Certaines choses ont été dites sur ce texte que je ne peux laisser passer. (Mmes et MM. les députés des groupes LFI-NUPES, SOC, Écolo-NUPES et GDR-NUPES se lèvent et descendent dans les travées en protestant vivement.) Jamais vous ne me verrez manquer de respect envers les outre-mer.
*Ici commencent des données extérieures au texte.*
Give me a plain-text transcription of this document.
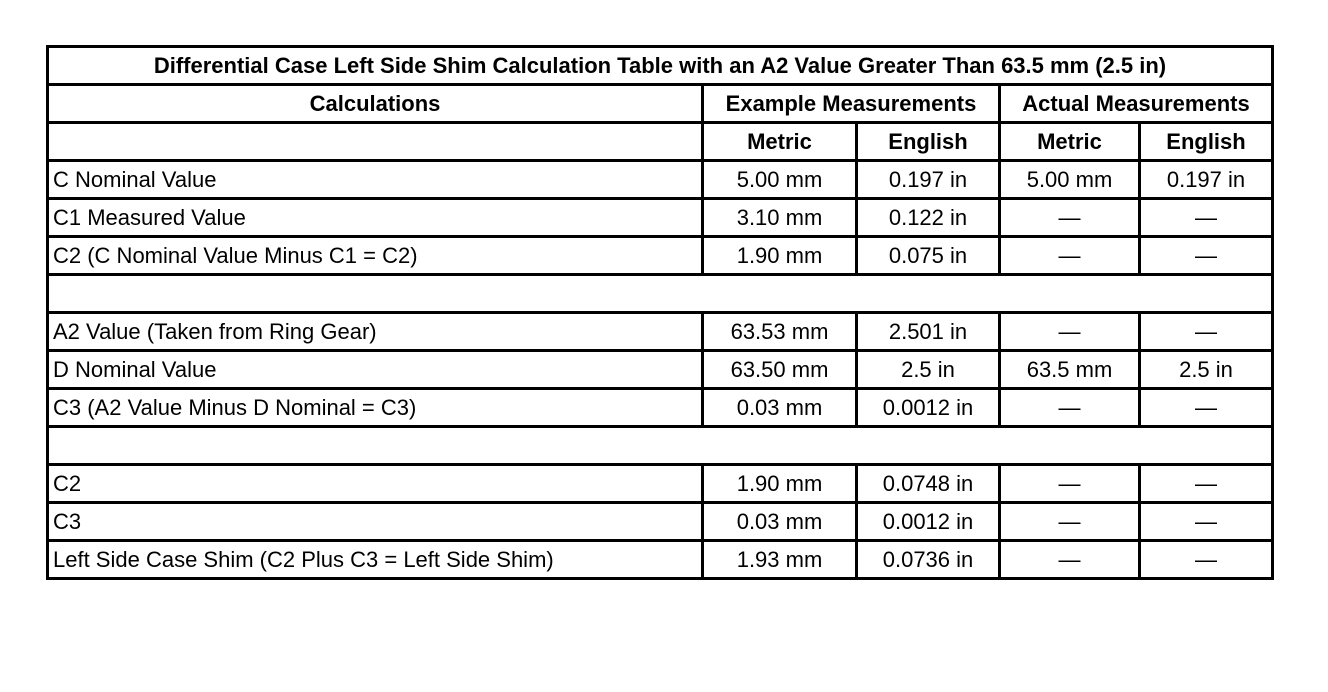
Differential Case Left Side Shim Calculation Table with an A2 Value Greater Than 63.5 mm (2.5 in)				
Calculations	Example Measurements		Actual Measurements	
	Metric	English	Metric	English
C Nominal Value	5.00 mm	0.197 in	5.00 mm	0.197 in
C1 Measured Value	3.10 mm	0.122 in	—	—
C2 (C Nominal Value Minus C1 = C2)	1.90 mm	0.075 in	—	—

A2 Value (Taken from Ring Gear)	63.53 mm	2.501 in	—	—
D Nominal Value	63.50 mm	2.5 in	63.5 mm	2.5 in
C3 (A2 Value Minus D Nominal = C3)	0.03 mm	0.0012 in	—	—

C2	1.90 mm	0.0748 in	—	—
C3	0.03 mm	0.0012 in	—	—
Left Side Case Shim (C2 Plus C3 = Left Side Shim)	1.93 mm	0.0736 in	—	—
Je connais leur situation, j’y étais pendant la première vague de la crise sanitaire. (Mmes et MM. les députés des groupes RN et LR se lèvent, descendent dans les travées et quittent l’hémicycle en protestant vivement.)
C’est une honte !
Ceux qui veulent sortir sont libres de le faire, mais en silence.
C’est honteux !
J’étais sur place pour transférer des patients… (Mmes et MM. les députés des groupes RN, LFI-NUPES, LR, SOC, Écolo-NUPES et GDR-NUPES se sont regroupés au bas des travées et continuent à protester vivement.)
Que ceux qui veulent sortir le fassent, mais qu’ils aient un peu de respect pour ceux qui restent !
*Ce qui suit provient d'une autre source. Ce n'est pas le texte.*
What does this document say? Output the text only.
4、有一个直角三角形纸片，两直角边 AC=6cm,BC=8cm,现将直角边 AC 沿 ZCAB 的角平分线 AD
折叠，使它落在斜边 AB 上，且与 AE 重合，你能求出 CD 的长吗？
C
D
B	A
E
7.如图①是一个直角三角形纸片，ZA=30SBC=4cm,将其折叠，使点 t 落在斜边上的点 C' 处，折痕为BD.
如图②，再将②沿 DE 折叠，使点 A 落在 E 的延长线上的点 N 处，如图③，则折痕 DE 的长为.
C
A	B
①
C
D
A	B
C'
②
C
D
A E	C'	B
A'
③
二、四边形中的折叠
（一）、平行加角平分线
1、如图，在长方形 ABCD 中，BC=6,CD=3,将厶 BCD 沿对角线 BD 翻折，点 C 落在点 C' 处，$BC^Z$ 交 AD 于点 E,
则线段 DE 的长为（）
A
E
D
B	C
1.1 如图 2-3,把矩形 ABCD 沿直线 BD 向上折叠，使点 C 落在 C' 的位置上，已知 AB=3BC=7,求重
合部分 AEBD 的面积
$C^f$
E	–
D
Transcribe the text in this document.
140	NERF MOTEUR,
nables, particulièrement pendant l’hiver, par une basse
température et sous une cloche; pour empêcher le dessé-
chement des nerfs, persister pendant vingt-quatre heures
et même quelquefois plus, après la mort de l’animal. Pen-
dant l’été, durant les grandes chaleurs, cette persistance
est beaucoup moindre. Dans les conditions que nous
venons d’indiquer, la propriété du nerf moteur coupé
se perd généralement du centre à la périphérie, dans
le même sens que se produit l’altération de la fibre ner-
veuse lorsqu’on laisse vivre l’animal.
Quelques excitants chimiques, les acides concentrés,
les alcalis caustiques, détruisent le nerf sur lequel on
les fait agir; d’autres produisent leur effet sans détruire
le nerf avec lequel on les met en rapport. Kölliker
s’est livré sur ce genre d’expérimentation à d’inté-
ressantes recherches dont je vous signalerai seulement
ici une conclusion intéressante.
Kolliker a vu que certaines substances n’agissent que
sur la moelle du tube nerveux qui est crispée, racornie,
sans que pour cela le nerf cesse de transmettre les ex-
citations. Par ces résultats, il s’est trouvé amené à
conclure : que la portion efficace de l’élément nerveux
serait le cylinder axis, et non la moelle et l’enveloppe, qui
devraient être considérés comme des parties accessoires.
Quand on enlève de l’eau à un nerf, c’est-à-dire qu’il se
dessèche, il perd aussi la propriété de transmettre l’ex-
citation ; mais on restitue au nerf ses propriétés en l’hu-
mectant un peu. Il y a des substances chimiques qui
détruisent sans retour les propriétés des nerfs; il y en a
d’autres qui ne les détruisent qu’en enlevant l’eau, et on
Quel respect ? Vous n’en avez aucun !
Sortez maintenant, en silence !
Respectez l’Assemblée nationale, madame la présidente ! Le Gouvernement fait de l’obstruction pendant une niche parlementaire, c’est honteux ! On n’a jamais vu ça !
Il est où, le respect ?
Vous avez décidé de sortir, alors sortez !
Pas d’invective dans l’hémicycle ! Madame Chikirou, merci de sortir ! (Les vives protestations de Mmes et MM. les députés des groupes RN, LFI-NUPES, LR, SOC, Écolo-NUPES et GDR-NUPES se poursuivent.) Très bien, je lève la séance !
Prochaine séance, demain, à vingt et une heures trente :Discussion et vote sur la motion de censure déposée en application de l’article 49, alinéa 3, de la Constitution ;Suite de la nouvelle lecture du projet de loi de financement de la sécurité sociale pour 2023.La séance est levée.